Stop signs were placed on empty side of each pillar. The original side sculptures rusted due to metal flakes used, so Weitzman replaced them with a second set that were used in the new pillars, built in September 2001. The molds are property of the artist.
- 1992 - The Aurora Public Art Commission held a Dedication Ceremony on June 28.
- 1992 - The Zoo Wall, built by staff member Nick Beyer, was installed in the fall. It included new signage, consisting of stone letters that read Phillips Park. The stone letters cost $1,200.
- 2001 - The bronze plaques were installed on entrance pillars noting zoo was established in 1915.
Veterans were invited to attend a Rededication Ceremony, where the name plaques had been replaced on the WWII Monument honoring the "Aurora Township Heroes 1941 to 1945" that had earlier been stolen.
The new 4,000 square foot Greenhouse was built for $93,000, replacing an 80-year old facility.
- 40,000 plants were grown annually.
- Prior to 1994, a greenhouse supplier developed a fuchsia geranium and named it "Aurora," It was strictly coincidence and not named for our city.
- "Aurora" geraniums had been used for annual plantings up through 1998.
1995Total Acreage for all City Parks was 402 acres, with Phillips Park at 250 acres.
The 1995 Master Plan was adopted by City Council. The plan, designed by Burke and Associates, included changes to three areas: the Central oak/hickory forest; the golf course; and Mastodon Lake.
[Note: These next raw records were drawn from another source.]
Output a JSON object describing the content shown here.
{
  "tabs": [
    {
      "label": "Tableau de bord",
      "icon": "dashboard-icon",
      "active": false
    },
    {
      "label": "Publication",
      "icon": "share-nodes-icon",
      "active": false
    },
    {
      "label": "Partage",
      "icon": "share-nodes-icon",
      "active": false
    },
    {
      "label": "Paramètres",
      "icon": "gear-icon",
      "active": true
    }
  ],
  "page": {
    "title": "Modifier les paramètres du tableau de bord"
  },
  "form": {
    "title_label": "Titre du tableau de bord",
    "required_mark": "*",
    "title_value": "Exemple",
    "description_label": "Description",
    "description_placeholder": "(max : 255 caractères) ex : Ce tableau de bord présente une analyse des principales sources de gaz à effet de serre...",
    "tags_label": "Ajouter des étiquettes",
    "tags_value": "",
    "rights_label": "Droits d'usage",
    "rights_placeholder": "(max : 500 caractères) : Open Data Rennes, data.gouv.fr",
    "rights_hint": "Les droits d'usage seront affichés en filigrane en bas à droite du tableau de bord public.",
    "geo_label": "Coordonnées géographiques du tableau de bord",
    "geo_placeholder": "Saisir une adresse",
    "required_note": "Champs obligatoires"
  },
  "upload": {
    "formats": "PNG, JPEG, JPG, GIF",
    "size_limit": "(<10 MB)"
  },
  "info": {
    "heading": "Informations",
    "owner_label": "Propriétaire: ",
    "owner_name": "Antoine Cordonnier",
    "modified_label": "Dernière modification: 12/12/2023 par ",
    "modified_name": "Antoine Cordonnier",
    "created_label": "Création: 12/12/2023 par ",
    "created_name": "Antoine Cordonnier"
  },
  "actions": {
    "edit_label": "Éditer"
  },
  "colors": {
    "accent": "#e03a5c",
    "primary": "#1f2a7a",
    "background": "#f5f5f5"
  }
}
Highlights of the plan follow:
- New Playground (1997)
- Zoo Parking Major Zoo Expansion to northwest/southeast
- New Clubhouse
- Driving Range
- Miniature Golf Course
- General Improvements
- Several Fishing Piers
- Paddle Boat Pier
- Area for Model Boat Sailing
- Prairie Design Landscape on Islands>
- Native Prairie Habitat
- Wetland Area
- New Concert Pavilion
The Playground Renovation was completed.
The Friends of Phillips Park donated the "Welcome to Phillips Park" entry sign across at the Parker Avenue/Moses Drive entrance. 1999 The Friends of Phillips Park and the city began the 1-year lineup of programs, activities and events to commemorate the park's Centennial.
Improvements to back nine began in the fall for the total golf course renovation. Park acreage was more than 280 acres. The Groundbreaking Ceremony was held September 7, 1999.
Construction began in the fall on the Mastodon Island Project that entailed two separate sites, each adjacent to the lake. Completed in May of 2000, the island site showcases a life-size mastodon sculpture, mastodon footprints, a tusk maze and a mastodon slide. The new gazebo, complete with tiered seating, will be utilized for educational programs in conjunction with the interactive displays. The other site located southwest of the lake, known as Mastodon Lake Recreation Area West, features a playground, a pavilion, sand volleyball courts and horseshoe pits. In addition, three new fishing piers were located around the lake.